Yoga-Retreat versus „re:publica“: Was in Berlin so alles als Bildungsurlaub zählt – und was nicht

Ein Besuch der Digitalmesse „re:publica“ geht nicht als Bildungszeit durch. „Gourmet-Basenfasten“ in Wiesbaden oder Yoga auf Gran Canaria dagegen schon. Von Lorenz Maroldt.

Yoga-Retreat versus „re:publica“: Was in Berlin so alles als Bildungsurlaub zählt – und was nicht
Foto: Imago/agefotostock

So, Hände hoch: Wer kommt mit auf Bildungsurlaub? Oh, sorry, das heißt ja jetzt „Bildungszeit“. Urlaub klang dem Senat zu sehr nach… naja, eben nach Urlaub, nach zehn Tagen zusätzlichem, bezahltem Urlaub alle zwei Jahre. Jetzt also „Bildungszeit“ (Hinweis für Neuberliner: Der Begriff war frei, weil die Schulzeit in Berlin seit Einführung der Vergleichstests nicht mehr als Bildungszeit gilt). Ok, egal – mal sehen: Wo lassen wir uns denn mal so richtig schön anerkannt weiterbilden (kurzer Blick auf die 4387 Angebote) …
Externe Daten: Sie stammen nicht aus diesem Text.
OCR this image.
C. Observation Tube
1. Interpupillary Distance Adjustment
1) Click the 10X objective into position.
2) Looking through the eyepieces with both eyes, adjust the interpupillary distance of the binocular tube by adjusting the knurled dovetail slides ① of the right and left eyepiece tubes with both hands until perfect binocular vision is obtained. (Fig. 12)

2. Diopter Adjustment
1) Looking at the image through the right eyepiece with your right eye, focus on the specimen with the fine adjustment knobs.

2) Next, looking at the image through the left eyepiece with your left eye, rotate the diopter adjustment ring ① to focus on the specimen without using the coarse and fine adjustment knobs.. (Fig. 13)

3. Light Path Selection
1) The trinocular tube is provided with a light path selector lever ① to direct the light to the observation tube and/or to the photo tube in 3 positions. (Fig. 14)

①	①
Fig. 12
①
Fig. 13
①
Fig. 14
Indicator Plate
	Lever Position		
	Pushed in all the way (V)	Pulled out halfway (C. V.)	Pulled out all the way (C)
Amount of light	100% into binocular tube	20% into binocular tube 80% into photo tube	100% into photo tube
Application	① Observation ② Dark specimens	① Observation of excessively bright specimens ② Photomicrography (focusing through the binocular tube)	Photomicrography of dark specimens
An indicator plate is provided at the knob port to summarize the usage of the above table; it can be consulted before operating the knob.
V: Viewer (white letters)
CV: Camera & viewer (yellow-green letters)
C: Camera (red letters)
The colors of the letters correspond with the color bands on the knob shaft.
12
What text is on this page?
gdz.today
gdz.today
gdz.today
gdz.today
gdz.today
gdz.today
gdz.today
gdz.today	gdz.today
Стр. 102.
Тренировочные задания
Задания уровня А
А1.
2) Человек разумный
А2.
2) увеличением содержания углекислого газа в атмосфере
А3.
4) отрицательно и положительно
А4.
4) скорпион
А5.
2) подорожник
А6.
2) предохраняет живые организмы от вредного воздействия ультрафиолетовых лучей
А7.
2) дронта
… na, hier haben wir doch schon was: „Auszeit auf Gran Canaria“, 5 Tage Yoga und Meditation in Playa del Ingles. Oder vielleicht lieber den „Gleitschirm-Kombikurs“, 8 Tage an der Rhön? Auch eine Reise nach Havanna ist im zusätzlich bezahlten Bildungszeitbudget, das Thema hier: „Wie sich der karibische Sozialismus neu erfindet“. Die übrigen Tage geht’s an die Ostsee zum Seminar „Dänisch für Segler:innen“, nach Rheinsberg im Flecken Zechlin zum „Gourmet-Basenfasten“ oder in die Bembel-Hauptstadt Wiesbaden für den Kurs „Der Clown – die Lust am Scheitern“.

Was leider nicht geht: Einen Tag bezahlte Bildungszeit zu nehmen für den Besuch der wichtigsten Messe für digitale Kommunikation, der „re:publica“ (8. bis 10. Juni, Arena Berlin) – die Veranstalter bemühen sich seit Jahren vergeblich um die Anerkennung als Bildungsanbieter.  Wir haben mal nachgefragt, warum das so ist – hier die Antwort des Senats:

Es muss eine durchgehende Interaktion sowohl zwischen Lehrenden und Lernenden als auch zwischen den Lernenden gewährleistet sein. Der Veranstalter hat in seinem Antrag eine Teilnahmezahl von 7000 Personen angegeben, die in unterschiedlichen Foren individuell interagieren können. Eine durchgehende Interaktion im Sinne des Berliner Bildungszeitgesetzes ist damit nicht gewährleistet.“

Aha! Ganz im Gegensatz also zur Meditation auf den Kanaren („Ommm…“), dem Gleitschirmflug über der Rhön („Hm, wo isser hin?“) oder dem Gourmet-Basenfasten („Mir ist im Traum ein Döner erschienen“). Tja, und wieder was dazugelernt: Das Internet hat nichts mit Interaktion zu tun, und in Playa del Ingles wird bei der Meditation die ganze Zeit nur gequasselt. Oder hatten Sie das schon gewusst? Na also. Aber kommen Sie jetzt nicht auf die Idee, die Checkpoint-Lektüre als Bildungszeit abzurechnen – obwohl wir ja hier in Berlin die wahren Experten für die „Lust am Scheitern“ sind (nächster Kurs gleich morgen früh um 6 Uhr).